Syrian Kurds target another new border town after retaking Kobane

Published February 10, 2015
Nassrin Abdallah, a Kurdish woman who led one of the brigades that fought for the liberation of the Syrian town of Kobane, (also known as Ain al-Arab), from the Islamic State group, arrives to give a press conference, on February 9, 2014 in Paris. — AFP
Nassrin Abdallah, a Kurdish woman who led one of the brigades that fought for the liberation of the Syrian town of Kobane, (also known as Ain al-Arab), from the Islamic State group, arrives to give a press conference, on February 9, 2014 in Paris. — AFP

BEIRUT: Syrian Kurdish forces have set their sights on taking back from jihadists Tal Abyad, another strategic town on the border with Turkey, after recapturing Kobane, a monitor said on Monday.
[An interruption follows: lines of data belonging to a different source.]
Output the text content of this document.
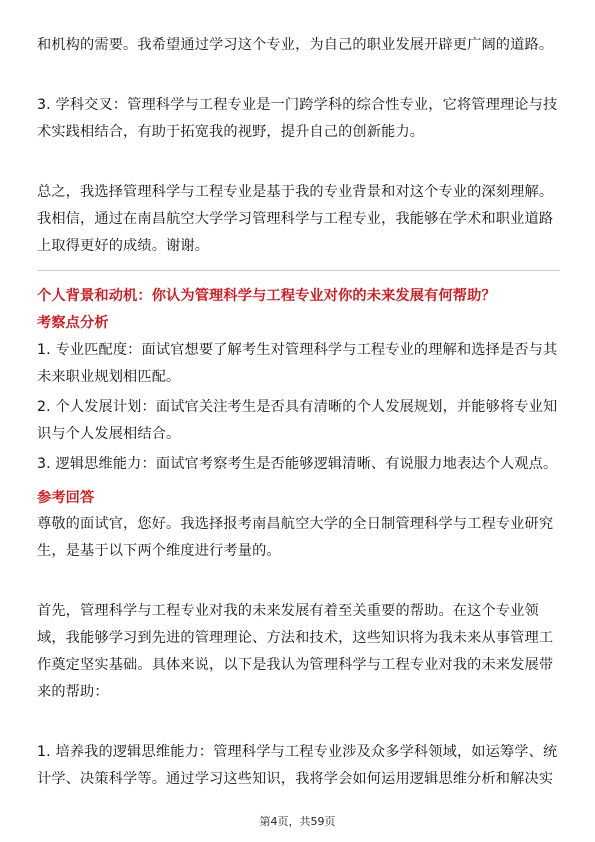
和机构的需要。我希望通过学习这个专业，为自己的职业发展开辟更广阔的道路。
3. 学科交叉：管理科学与工程专业是一门跨学科的综合性专业，它将管理理论与技
术实践相结合，有助于拓宽我的视野，提升自己的创新能力。
总之，我选择管理科学与工程专业是基于我的专业背景和对这个专业的深刻理解。
我相信，通过在南昌航空大学学习管理科学与工程专业，我能够在学术和职业道路
上取得更好的成绩。谢谢。
个人背景和动机：你认为管理科学与工程专业对你的未来发展有何帮助？
考察点分析
1. 专业匹配度：面试官想要了解考生对管理科学与工程专业的理解和选择是否与其
未来职业规划相匹配。
2. 个人发展计划：面试官关注考生是否具有清晰的个人发展规划，并能够将专业知
识与个人发展相结合。
3. 逻辑思维能力：面试官考察考生是否能够逻辑清晰、有说服力地表达个人观点。
参考回答
尊敬的面试官，您好。我选择报考南昌航空大学的全日制管理科学与工程专业研究
生，是基于以下两个维度进行考量的。
首先，管理科学与工程专业对我的未来发展有着至关重要的帮助。在这个专业领
域，我能够学习到先进的管理理论、方法和技术，这些知识将为我未来从事管理工
作奠定坚实基础。具体来说，以下是我认为管理科学与工程专业对我的未来发展带
来的帮助：
1. 培养我的逻辑思维能力：管理科学与工程专业涉及众多学科领域，如运筹学、统
计学、决策科学等。通过学习这些知识，我将学会如何运用逻辑思维分析和解决实
第4页，共59页
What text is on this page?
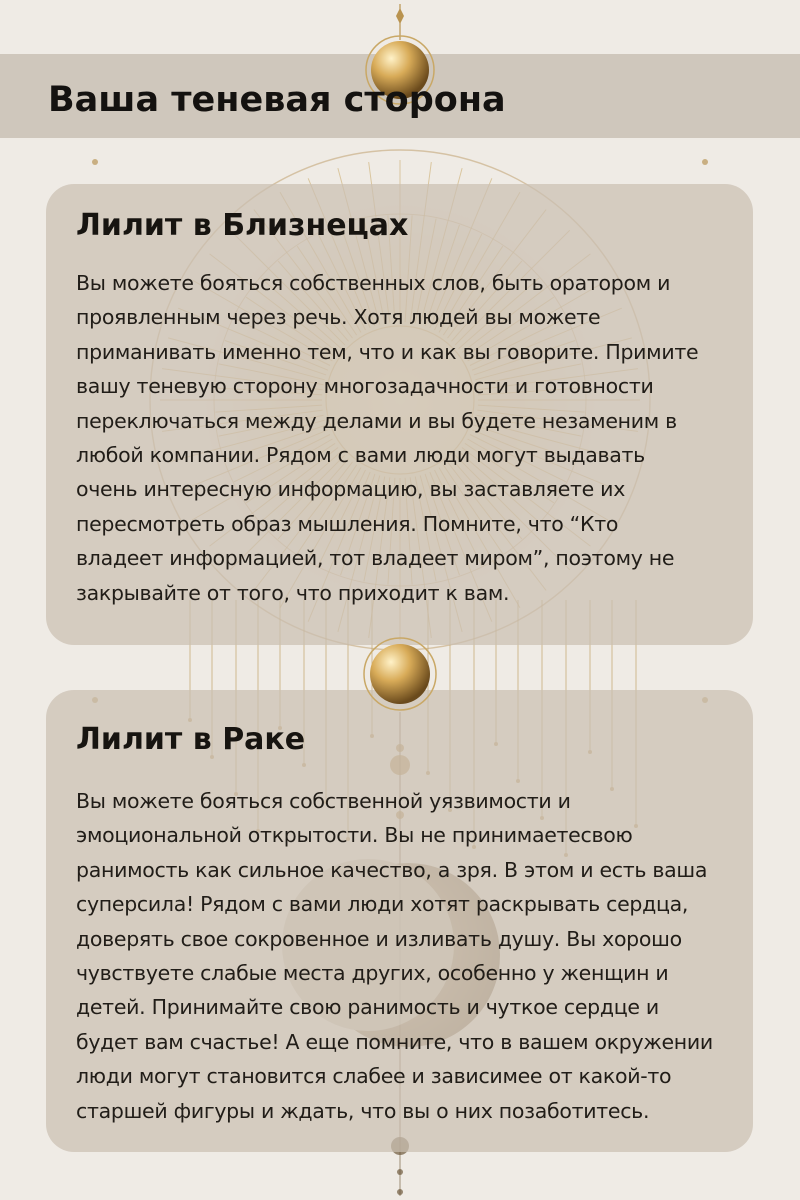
Ваша теневая сторона
Лилит в Близнецах

Вы можете бояться собственных слов, быть оратором и
проявленным через речь. Хотя людей вы можете
приманивать именно тем, что и как вы говорите. Примите
вашу теневую сторону многозадачности и готовности
переключаться между делами и вы будете незаменим в
любой компании. Рядом с вами люди могут выдавать
очень интересную информацию, вы заставляете их
пересмотреть образ мышления. Помните, что “Кто
владеет информацией, тот владеет миром”, поэтому не
закрывайте от того, что приходит к вам.

Лилит в Раке

Вы можете бояться собственной уязвимости и
эмоциональной открытости. Вы не принимаетесвою
ранимость как сильное качество, а зря. В этом и есть ваша
суперсила! Рядом с вами люди хотят раскрывать сердца,
доверять свое сокровенное и изливать душу. Вы хорошо
чувствуете слабые места других, особенно у женщин и
детей. Принимайте свою ранимость и чуткое сердце и
будет вам счастье! А еще помните, что в вашем окружении
люди могут становится слабее и зависимее от какой-то
старшей фигуры и ждать, что вы о них позаботитесь.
Tal Abyad, located about 65 kilometres east of Kobane, is an Arab and Kurd town in the Syrian province of Raqa used by jihadists of the Islamic State group to cross into Turkey.

The Sunni extremist IS seized Tal Abyad from Kurdish and rebel combatants who have been fighting to oust the regime of Syria’s President Bashar al-Assad since 2011.

After four months of fierce fighting, the Kurds and rebels recaptured Kobane in January, and they have since also reclaimed a third of the villages in the area, according to the Syrian Observatory for Human Rights.

“The next battle after Kobane is Tal Abyad,” Rami Abdel Rahman, the director of the Britain-based monitoring group, said on Monday.

“The Kurds and a Raqa revolutionary brigade arrived on Monday at the edge of Raqa province”. An activist in Raqa said the battle for villages around Tal Abyad had already begun, forcing people to flee across the border into Turkey.

“Tal Abyad is so important to IS that it has dug tunnels in the area and built fortifications on the town’s outskirts,” said the activist who identified himself as Nael Mustafa.

“The battle will take a long time, but it’s a start”. On another front, further west in the province of Aleppo, “IS sent reinforcements to protect its strongholds of Minbej and Jarabulus which could also be a target for the Kurdish fighters,” said Abdel Rahman.

IS has taken advantage of the Syrian civil war and instability in Iraq to seize chunks of territory in the two countries, where it has committed atrocities that the UN has denounced as crimes against humanity.

A US-led coalition which includes Arab and other Western countries, has targeted its positions with air strikes since September.